Lalitha propuso el nombre «Los Vivos Primero», que, pensó Katz, ofendía el oído, y que Jessica desechó con un desprecio corrosivo. Y así pasaron toda la mañana, desgranando ideas, y enseguida se puso de manifiesto, a juicio de Katz, que allí faltaban las aportaciones de un asesor en relaciones públicas profesional. Consideraron sucesivamente Planeta Más Solitario, Aire Más Puro, Sociedad Ilimitada de Condones, Coalición de los Ya Nacidos, Espacio Libre, Calidad de Vida, Tienda de Campaña Menor y ¡Ya está bien! (que a Katz le gustó pero los otros encontraron demasiado negativo; se lo guardó como posible título para una canción o un álbum futuro). Se plantearon Dad de Comer a los Vivos, Sed Sensatos, Cabezas Más Frías, Una Manera Mejor, La Disminución Hace la Fuerza, Menos Es Más, Nidos Más Vacíos, El Placer de Ninguno, Libre de Niños para Siempre, Ningún Bebé a Bordo, Aliméntate a ti Mismo, Para de Parir, ¡Despoblemos!, Dos Hurras por la Gente, Quizá Ninguno, Menos que Cero, Pisa el Freno, Acaba con la Familia, Tómatelo con Calma, Espacio Vital, Más para Mí, Criado Solo, Respiro, Masespacio, Amemos lo que Hay Aquí, Estéril por Decisión Propia, El Fin de la Infancia, Todos los Niños Se Quedan Atrás, Núcleos de Dos, Quizá Nunca y ¿Qué Prisa Hay?, y los descartaron todos. Para Katz, el ejercicio ilustró la inviabilidad general de la empresa y la ranciedad específica del rollo guay prefabricado, pero Walter dirigió la discusión con una sensatez optimista que reflejaba largos años en el mundo artificial de las ONG. Y por increíble que pareciera, los dólares que planeaba gastar eran reales.

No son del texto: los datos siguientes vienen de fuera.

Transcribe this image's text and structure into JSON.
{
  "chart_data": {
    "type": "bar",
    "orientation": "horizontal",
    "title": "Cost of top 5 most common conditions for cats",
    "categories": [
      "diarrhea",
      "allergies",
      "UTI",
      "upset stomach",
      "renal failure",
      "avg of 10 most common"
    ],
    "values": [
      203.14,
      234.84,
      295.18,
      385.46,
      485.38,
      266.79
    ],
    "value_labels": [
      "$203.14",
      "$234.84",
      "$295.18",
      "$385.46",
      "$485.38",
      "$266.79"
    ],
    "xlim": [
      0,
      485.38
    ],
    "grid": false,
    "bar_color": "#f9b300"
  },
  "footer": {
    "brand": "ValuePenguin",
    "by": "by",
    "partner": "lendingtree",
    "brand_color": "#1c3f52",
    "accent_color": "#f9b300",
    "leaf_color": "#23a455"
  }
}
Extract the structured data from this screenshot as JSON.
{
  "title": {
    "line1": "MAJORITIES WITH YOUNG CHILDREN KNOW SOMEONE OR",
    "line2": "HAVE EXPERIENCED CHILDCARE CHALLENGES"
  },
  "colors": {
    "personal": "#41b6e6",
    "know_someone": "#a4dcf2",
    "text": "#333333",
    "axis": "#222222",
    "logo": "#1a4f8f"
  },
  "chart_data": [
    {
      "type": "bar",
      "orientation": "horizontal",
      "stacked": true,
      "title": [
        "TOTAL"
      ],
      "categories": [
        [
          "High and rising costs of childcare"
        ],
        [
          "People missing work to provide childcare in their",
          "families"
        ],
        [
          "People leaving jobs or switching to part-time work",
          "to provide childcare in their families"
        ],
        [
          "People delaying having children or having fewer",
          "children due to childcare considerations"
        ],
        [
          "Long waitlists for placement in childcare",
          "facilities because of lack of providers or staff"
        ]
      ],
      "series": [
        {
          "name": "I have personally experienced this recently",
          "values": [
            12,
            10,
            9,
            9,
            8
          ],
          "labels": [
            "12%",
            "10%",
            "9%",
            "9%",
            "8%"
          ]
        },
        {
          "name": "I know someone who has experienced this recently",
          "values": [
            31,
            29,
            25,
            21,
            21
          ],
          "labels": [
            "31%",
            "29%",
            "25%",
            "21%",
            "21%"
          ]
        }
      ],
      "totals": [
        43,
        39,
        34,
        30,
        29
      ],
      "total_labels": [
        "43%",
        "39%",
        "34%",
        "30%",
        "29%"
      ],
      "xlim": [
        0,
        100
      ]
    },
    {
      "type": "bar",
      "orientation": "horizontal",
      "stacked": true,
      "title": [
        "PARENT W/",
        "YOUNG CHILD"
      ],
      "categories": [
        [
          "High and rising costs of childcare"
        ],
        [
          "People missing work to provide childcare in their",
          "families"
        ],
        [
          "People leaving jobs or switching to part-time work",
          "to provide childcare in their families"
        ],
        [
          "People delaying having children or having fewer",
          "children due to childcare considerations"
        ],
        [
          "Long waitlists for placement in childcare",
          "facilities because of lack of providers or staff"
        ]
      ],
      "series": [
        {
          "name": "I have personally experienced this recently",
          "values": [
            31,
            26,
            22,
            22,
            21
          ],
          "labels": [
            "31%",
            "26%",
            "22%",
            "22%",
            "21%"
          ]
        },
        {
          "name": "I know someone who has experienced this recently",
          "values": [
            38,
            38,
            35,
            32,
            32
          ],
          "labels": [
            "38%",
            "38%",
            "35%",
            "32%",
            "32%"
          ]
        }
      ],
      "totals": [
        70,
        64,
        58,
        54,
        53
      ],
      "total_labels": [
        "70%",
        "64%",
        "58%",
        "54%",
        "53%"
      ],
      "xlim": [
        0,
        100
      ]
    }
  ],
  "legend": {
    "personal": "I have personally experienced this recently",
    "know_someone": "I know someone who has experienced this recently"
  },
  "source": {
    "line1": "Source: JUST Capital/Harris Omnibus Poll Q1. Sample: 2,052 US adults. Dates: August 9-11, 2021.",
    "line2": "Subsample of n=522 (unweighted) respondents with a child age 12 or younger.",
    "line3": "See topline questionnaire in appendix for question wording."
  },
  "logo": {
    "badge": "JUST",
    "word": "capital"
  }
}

—Propongo que nos quedemos con Espacio Libre —declaró por fin—. Me gusta cómo le roba la palabra «libre» al otro bando y se apropia de la retórica de los grandes espacios abiertos del Oeste. Si esto despega, puede ser también el nombre de todo un movimiento, no sólo de nuestro grupo. El movimiento del Espacio Libre.
—¿Soy la única que al oír «espacio libre» piensa en una plaza de aparcamiento libre? —preguntó Jessica.
—Ésa no es una connotación tan mala —respondió Walter—. Todos sabemos lo que es tener problemas para aparcar. Menos gente en el planeta, mayores oportunidades de aparcamiento. En realidad es un ejemplo cotidiano real de por qué la superpoblación es mala.